Uma Sahasram and Sri Ramana
Bhagavan Ramana as a Classical Sanksrit Poet: Sri Ramana’s Contribution to Uma Sahasram
Devotees of Bhagavan are aware only of his famous ‘Upadesa Saram’ and a few isolated verses as His contributions to Sanskrit, the ‘Language of the Gods’. So it is necessary to place on record His contribution to the famous ‘Uma Sahasram’ — thousand verses on Uma, the Divine Mother sung by His great disciple, the learned Sri Kavyakanta Ganapati Muni. This story shows the Maharshi as the joint author of this composition.
Sri Bhagavan was then living in the Pachaiamman Temple, the abode of Maragathambal, on the north eastern slopes of Sri Arunachalam. In those days the Maharshi would sit and sleep in a hammock slung between two stone pillars and be rocked as a darling child by His loving pupils.
Sri Kavyakanta Ganpati Muni had composed 700 stanzas on Uma in some thirty different meters, and had announced to his devotees in various parts of the country that this poem would be dedicated on a certain Friday in the Shrine of Sri Uma in the great Temple of Sri Arunachaleswara. Over a hundred persons gathered at the Pachaiamman Temple so as to be present on the occasion. Now these Sanskrit verses were not a mere intellectual display by Sri Kavyakanta, great as he was in Sanskrit composition.
Proof of Sri Kavyakanta’s great intellectual capacity may be had from the very fact that in the presence of the heads of the Udipi Maths he composed extempore in a single hour the hundred verses of the ‘Ghantaa sataka,’ giving the cream of the teaching of the three main schools of Hindu Philosophy.
However, Sri Kavyakanta’s ‘Uma Sahasram’ is different from other compositions in that it is pasyanti vak, i.e. revealed by the Divine Mother in Her own words to one who is adept in the Kundalini Yoga.
At about 8 p.m. on the evening before the dedication day, after supper, Sri Maharshi asked Sri Kavyakanta whether the dedication would have to be postponed to some other Friday, as 300 verses were still to be composed to complete the thousand. But Sri Kavyakanta assured Bhagavan that he would complete the poem immediately.
The scene that followed can hardly be believed by one who did not actually witness it. Sri Maharshi sat silent and in deep meditation like the silent Lord Dakshinamurthy. The eager disciples watched in tense admiration the sweet flow of divine music in Sanskrit verse as it came from the lips of the great and magnetic personality of Sri Kavyakanta. He stood there delivering the verses in an unbroken stream while disciples eagerly gathered the words and wrote them down. Oh, for the ecstasy of it all! Life is indeed blessed if only to experience those divine moments.
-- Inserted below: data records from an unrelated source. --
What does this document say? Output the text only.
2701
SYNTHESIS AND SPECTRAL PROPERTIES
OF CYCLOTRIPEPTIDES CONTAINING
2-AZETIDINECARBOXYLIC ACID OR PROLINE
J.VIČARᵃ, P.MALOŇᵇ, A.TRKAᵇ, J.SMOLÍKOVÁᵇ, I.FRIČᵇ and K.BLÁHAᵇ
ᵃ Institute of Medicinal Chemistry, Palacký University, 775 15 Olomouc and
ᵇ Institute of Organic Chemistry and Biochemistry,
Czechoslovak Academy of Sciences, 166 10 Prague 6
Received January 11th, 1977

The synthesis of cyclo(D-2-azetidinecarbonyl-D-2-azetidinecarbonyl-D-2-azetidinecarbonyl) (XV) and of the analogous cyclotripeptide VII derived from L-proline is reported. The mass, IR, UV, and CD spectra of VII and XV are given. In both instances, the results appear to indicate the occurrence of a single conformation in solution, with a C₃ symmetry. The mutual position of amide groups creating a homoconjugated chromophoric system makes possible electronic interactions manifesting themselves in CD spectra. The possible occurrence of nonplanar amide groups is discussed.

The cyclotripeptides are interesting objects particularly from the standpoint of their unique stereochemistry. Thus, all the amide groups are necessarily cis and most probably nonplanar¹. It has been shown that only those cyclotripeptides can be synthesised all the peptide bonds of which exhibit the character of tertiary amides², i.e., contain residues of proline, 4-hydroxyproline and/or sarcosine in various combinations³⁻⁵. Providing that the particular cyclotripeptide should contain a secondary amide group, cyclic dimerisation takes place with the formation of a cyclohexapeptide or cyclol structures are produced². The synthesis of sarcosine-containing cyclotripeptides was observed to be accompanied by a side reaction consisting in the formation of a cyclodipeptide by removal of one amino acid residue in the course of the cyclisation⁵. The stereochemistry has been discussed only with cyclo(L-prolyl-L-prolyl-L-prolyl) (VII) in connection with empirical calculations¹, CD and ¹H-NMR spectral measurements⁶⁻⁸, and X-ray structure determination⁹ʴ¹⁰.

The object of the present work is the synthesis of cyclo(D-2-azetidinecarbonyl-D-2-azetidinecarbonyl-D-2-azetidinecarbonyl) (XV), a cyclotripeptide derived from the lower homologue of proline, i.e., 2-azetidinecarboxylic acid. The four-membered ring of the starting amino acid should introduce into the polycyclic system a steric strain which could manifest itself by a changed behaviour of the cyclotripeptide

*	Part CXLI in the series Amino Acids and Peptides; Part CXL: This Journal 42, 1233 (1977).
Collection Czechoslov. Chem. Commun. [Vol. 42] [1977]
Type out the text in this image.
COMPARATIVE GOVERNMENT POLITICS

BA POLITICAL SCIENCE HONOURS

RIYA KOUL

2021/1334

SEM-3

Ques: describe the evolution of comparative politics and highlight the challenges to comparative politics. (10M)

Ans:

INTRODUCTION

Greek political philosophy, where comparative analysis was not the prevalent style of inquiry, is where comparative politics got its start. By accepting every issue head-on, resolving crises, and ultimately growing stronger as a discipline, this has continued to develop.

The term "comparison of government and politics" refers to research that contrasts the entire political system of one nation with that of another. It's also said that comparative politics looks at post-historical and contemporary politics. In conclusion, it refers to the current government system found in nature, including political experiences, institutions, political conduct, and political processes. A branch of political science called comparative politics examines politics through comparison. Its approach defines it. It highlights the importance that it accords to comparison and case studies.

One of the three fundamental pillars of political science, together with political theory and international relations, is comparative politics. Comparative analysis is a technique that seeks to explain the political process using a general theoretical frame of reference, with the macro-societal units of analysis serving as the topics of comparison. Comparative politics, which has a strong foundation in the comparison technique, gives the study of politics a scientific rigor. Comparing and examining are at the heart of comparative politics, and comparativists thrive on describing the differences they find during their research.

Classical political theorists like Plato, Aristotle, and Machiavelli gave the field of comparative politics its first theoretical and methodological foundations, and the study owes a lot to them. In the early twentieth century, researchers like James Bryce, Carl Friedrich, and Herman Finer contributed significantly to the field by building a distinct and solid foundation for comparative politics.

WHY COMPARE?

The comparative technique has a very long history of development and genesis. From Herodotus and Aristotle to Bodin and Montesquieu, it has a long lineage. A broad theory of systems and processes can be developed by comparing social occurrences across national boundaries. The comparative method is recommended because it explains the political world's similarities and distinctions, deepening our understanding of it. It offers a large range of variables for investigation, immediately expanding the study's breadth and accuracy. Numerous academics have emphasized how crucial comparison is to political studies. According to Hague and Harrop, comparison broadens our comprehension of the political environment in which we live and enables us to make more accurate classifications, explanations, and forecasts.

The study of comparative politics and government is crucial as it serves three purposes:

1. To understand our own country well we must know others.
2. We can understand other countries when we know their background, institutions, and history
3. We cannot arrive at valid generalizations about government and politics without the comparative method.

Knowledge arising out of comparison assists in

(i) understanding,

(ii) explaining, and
The ‘Sahasram’ was finished in several meters Madalekha, Pramanika, Upajati Aryagiti, etc. For a while the disciples present enjoyed the deep ecstasy of the silence of Bhagavan pervading the atmosphere, as Sri Kavyakanta concluded with the normal type of colophon.
Then Sri Bhagavan opened His eyes and asked, “Nayana (nickname for Sri Kavyakanta Ganapati Muni), has all that I said been taken down?” From Sri Ganapati Muni came the ready and grateful response, “Bhagavan, all that Bhagavan inspired in me has been taken down!”
It is thus clear that Sri Bhagavan inspired the final 300 verses of the ‘Uma Sahasram’ through the lips of Sri Kavyakanta, without speaking a word, as usually understood, or rather in the silence characteristic of the Silent Sage of Arunachala.
It is noteworthy that whereas Sri Kavyakanta revised the first 700 verses of this monumental work some six times, he did not revise any of the last 300. This being Sri Bhagavan’s own utterance, there was no need to “polish them.” These 300 verses are to be considered as Sri Bhagavan’s unique contribution to Sanskrit poetry.